Exclusion des intérêts d’emprunt du calcul du déficit imputable

Point clé souvent mal compris : les intérêts d’emprunt ne peuvent jamais être imputés sur le revenu global. L’article 156 du CGI est explicite : seuls les déficits fonciers résultant de dépenses autres que les intérêts d’emprunt ouvrent droit à imputation sur le revenu global dans la limite de 10 700 euros. Les intérêts et frais liés au crédit immobilier (frais de dossier, de garantie, assurance emprunteur) ne sont déductibles que des revenus fonciers, sans plafond mais avec un report limité à dix ans.

Sur le plan pratique, l’administration fiscale applique un ordre de déduction précis. D’abord, vous retranchez les intérêts d’emprunt de vos loyers bruts pour déterminer un premier résultat foncier. Ce n’est qu’ensuite que vous déduisez les autres charges (travaux, taxe foncière, frais de gestion, etc.). Si les intérêts d’emprunt dépassent vos loyers, le déficit correspondant ne pourra être utilisé que pour réduire vos revenus fonciers futurs, jamais votre revenu global. C’est pourquoi, dans une stratégie de déficit foncier, on a tout intérêt à concentrer les travaux sur une période où les intérêts d’emprunt ne sont pas trop élevés, afin de maximiser la part de déficit imputable sur le revenu global.

Conditions d’éligibilité au dispositif du déficit foncier

Le déficit foncier est un avantage fiscal puissant, mais son accès est strictement encadré par la loi. Avant d’engager plusieurs dizaines de milliers d’euros de travaux dans l’espoir de réduire votre impôt, vous devez vérifier que votre situation remplit bien l’ensemble des critères d’éligibilité. Ceux-ci portent notamment sur la nature de la location (nue ou meublée), le régime fiscal choisi, la durée de location et certains cas particuliers comme les monuments historiques ou les opérations Malraux. Une erreur sur l’un de ces paramètres peut entraîner la remise en cause totale de l’avantage fiscal, parfois plusieurs années après.

Obligation de location nue et régime réel d’imposition

Première condition incontournable : le bien doit être loué nu, c’est-à-dire sans mobilier suffisant pour être qualifié de location meublée au sens de la loi. Les recettes doivent être imposées dans la catégorie des revenus fonciers, et non dans celle des BIC (bénéfices industriels et commerciaux). Si vous louez votre logement meublé, vous relevez du régime LMNP ou LMP et ne pouvez pas bénéficier du déficit foncier tel que prévu par l’article 156 du CGI.

Deuxième condition : vous devez être soumis au régime réel d’imposition. Ce régime est automatique si vos revenus fonciers annuels dépassent 15 000 euros, mais si vos loyers sont inférieurs à ce seuil, vous êtes par défaut au micro-foncier (abattement forfaitaire de 30 %) et devez alors opter volontairement pour le réel. Cette option, valable trois ans minimum, est à formuler auprès de l’administration fiscale, généralement via votre déclaration de revenus. Sans régime réel, aucune déduction des charges réelles, donc aucun déficit foncier possible.

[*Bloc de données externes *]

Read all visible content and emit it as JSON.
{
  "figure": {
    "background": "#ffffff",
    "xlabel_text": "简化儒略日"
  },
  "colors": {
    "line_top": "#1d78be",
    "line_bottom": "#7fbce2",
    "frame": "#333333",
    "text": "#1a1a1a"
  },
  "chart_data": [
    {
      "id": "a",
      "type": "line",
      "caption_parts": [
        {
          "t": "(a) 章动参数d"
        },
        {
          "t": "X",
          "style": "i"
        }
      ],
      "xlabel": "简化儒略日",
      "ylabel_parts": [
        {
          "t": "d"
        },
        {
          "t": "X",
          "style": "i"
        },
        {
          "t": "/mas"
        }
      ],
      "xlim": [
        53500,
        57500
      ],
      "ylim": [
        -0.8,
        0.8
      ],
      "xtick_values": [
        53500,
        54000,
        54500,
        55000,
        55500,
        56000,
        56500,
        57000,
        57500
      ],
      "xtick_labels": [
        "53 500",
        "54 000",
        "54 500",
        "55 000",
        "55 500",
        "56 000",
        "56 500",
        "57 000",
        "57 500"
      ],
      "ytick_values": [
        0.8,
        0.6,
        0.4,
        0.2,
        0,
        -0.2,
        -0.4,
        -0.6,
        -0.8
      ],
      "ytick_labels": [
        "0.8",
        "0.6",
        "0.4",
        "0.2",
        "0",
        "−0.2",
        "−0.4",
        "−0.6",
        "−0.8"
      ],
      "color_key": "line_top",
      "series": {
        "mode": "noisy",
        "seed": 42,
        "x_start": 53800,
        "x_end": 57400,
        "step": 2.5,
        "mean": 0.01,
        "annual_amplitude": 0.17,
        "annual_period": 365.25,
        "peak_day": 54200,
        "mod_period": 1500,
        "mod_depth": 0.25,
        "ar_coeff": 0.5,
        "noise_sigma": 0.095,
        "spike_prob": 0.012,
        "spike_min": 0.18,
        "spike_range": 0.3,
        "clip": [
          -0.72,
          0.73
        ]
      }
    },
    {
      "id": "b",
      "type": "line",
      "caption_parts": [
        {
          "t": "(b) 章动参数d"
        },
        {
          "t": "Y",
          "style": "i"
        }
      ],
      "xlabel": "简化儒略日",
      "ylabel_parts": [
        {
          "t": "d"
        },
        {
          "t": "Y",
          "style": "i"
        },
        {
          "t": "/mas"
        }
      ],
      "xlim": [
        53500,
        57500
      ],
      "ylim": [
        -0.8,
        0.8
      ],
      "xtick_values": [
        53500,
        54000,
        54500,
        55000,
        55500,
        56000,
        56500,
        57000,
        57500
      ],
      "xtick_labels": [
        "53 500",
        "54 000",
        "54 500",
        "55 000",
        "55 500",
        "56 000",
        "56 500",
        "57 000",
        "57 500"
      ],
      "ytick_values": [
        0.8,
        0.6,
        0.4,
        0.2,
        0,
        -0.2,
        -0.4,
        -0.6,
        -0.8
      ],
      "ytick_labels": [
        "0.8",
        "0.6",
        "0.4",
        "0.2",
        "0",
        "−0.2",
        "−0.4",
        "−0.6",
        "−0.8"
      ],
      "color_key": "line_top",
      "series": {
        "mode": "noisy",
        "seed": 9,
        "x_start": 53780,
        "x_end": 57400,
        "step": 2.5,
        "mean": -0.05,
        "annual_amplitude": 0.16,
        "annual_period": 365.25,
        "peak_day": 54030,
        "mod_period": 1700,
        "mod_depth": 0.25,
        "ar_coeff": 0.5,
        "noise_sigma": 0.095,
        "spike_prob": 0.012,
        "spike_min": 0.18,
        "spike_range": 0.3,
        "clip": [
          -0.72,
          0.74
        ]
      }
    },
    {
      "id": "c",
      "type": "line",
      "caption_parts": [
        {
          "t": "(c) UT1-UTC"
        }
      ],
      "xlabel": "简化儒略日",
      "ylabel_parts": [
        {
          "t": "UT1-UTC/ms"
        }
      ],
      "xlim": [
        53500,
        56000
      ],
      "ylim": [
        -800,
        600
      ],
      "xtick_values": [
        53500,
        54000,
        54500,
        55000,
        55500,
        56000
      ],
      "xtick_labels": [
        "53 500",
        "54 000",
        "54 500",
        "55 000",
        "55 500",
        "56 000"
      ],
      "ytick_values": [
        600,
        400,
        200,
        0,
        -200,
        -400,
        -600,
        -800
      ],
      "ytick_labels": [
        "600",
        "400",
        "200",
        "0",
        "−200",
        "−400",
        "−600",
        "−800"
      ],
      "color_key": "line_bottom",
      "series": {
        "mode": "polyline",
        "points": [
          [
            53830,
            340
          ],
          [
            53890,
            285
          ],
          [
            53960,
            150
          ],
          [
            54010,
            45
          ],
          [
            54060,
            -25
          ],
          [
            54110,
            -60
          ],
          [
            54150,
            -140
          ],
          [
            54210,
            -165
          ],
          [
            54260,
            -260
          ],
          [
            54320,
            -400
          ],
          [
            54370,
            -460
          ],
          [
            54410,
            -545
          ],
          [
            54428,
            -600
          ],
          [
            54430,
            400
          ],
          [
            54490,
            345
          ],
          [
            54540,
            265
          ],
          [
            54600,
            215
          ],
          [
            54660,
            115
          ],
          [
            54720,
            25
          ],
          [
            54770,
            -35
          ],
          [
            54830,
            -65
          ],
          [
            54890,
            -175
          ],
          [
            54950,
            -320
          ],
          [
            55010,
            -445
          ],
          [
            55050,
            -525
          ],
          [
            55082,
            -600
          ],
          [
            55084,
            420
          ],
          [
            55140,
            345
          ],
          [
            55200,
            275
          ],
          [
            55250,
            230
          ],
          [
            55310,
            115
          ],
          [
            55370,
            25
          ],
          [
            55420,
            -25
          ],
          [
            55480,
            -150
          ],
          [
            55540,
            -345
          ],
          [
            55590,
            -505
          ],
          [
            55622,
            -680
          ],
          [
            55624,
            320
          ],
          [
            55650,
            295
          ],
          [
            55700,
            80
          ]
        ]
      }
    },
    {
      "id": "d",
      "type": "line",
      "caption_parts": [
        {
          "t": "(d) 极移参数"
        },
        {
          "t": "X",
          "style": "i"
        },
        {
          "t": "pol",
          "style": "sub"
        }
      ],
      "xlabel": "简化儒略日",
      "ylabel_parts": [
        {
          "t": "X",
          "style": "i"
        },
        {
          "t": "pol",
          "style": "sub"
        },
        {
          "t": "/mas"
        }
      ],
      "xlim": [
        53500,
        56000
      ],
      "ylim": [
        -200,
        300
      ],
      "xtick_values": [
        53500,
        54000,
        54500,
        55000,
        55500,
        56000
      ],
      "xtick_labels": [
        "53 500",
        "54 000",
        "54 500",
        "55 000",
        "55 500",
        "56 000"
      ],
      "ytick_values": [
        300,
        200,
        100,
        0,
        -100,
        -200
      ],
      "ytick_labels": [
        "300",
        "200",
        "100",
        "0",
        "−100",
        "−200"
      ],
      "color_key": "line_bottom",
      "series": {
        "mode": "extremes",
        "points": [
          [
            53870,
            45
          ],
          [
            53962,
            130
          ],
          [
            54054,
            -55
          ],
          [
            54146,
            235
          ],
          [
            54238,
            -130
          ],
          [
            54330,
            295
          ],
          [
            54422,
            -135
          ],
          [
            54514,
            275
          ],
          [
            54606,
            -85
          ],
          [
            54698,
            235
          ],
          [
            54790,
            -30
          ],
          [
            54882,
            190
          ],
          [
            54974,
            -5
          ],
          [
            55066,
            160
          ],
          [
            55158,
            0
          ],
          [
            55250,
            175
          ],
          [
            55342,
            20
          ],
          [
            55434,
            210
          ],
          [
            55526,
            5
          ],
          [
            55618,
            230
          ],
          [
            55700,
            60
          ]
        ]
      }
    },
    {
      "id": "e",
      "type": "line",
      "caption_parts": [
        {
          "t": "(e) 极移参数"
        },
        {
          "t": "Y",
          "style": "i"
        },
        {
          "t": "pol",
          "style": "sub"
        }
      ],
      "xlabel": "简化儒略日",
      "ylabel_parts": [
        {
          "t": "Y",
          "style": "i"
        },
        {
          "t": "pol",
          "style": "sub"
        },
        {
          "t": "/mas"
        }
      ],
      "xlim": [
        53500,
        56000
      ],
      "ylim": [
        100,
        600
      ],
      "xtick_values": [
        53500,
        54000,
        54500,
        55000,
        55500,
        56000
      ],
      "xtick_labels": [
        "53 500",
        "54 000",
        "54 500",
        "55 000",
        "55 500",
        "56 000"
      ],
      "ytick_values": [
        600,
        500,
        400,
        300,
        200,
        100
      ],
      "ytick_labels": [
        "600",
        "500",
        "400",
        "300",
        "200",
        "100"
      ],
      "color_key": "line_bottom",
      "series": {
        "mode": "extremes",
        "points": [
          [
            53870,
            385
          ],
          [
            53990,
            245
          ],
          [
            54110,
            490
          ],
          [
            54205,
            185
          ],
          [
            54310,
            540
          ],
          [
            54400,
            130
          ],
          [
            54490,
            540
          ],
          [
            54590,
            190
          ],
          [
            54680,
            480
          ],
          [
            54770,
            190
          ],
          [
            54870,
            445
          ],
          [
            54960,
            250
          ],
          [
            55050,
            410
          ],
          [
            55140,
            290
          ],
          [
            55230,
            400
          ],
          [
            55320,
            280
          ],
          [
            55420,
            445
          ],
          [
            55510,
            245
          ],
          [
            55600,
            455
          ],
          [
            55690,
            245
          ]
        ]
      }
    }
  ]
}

Engagement de location triennale consécutive à la déduction

Le bénéfice du déficit foncier imputé sur le revenu global est conditionné à un engagement de location d’au moins trois ans après la première imputation. Plus précisément, le bien doit rester loué jusqu’au 31 décembre de la troisième année suivant celle au cours de laquelle vous avez imputé le déficit sur votre revenu global. Par exemple, un déficit imputé en 2024 impose de maintenir la location nue au moins jusqu’au 31 décembre 2027.

Si vous vendez le bien, le reprenez pour y habiter ou le transformez en location meublée avant cette échéance, l’administration fiscale est en droit de remettre en cause l’intégralité des déductions pratiquées, avec rappel d’impôt, intérêts de retard et, potentiellement, pénalités. Seuls certains événements exceptionnels (décès, invalidité, licenciement) peuvent justifier une interruption anticipée sans remise en cause du dispositif. Il est donc essentiel d’anticiper votre stratégie patrimoniale avant de déclencher un déficit foncier significatif.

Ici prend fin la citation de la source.